本が入荷して、どんな本かなぁとパラパラめくってみて驚きました。簡潔で力強い文体で、野生の世界が描き出されます。本には12の短篇が収録されていますが、最後に載っている「猟の終わり」を一気に読んでしまいました。雪深い山に入った猟師二人が、猟の最後の日に、恵みを与えてくれた大自然に畏敬の念をこめて、空中に向けて発砲します。

「銃声は谺となって返ってきた。ついで、その音は、春までだれひとり足を踏み入れない最奥の峰々にいたるまで、谷いっぱいに谺した。野生のものだけがとどまった。吹雪と凍てつく寒さのなかで、ようやく彼らは自然のふところに抱かれるのだ」

そして、猟師達が山を降りるところで終わります。10数ページの短篇ながら、まるで雪深い森を主人公たちと一緒に狩りをしていたような錯覚を覚えました。

小説の素材になっているのは野生に生きる男たちの人生の断片だけではありません。1921年イタリア生まれの著者は、否応無く戦争に巻き込まれ、前線に送られます。その時の体験から、ロシア戦線へ送られる兵士を描いた「ポーランドでの出会い」で作者はこう思います。

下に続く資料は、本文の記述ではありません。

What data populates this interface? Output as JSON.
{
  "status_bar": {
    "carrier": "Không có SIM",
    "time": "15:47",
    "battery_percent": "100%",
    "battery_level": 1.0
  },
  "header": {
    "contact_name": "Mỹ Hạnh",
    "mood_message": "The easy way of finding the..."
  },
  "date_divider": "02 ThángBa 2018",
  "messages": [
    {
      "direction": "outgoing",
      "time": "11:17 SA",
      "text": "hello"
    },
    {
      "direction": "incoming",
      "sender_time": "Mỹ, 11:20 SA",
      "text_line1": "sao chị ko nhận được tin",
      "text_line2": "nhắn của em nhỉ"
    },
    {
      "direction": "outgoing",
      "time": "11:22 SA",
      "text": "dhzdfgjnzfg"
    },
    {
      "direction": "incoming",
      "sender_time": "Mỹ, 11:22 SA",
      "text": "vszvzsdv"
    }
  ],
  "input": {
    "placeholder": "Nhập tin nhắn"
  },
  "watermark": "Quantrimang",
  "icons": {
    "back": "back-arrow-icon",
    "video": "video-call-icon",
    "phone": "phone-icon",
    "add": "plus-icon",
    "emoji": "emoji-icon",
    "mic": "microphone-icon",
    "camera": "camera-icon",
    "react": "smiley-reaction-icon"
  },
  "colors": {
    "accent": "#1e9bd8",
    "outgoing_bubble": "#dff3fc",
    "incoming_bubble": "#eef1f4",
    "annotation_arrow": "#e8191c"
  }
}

「車両の隅で、線路をゆく車輪の揺れに身を任せながら、生まれて初めて、貧しい者たちの運命に、貧しい者たちに殺しあうことを強いる戦争というものに、思いをめぐらせ、自問した」

骨太の、直球ど真ん中の短篇の醍醐味を味わいました。あれから、ほぼ10年、今日ある場所でこの本に再会しました。今はレティシアの棚に収まっています。

 

ところで、そのお客様ですが、なんと本物の猟師さんでした。お見それいたしました。風体だけで人様を判断するなんて、ほんとに愚かしいことです。色々と海外文学について教えてもらいました。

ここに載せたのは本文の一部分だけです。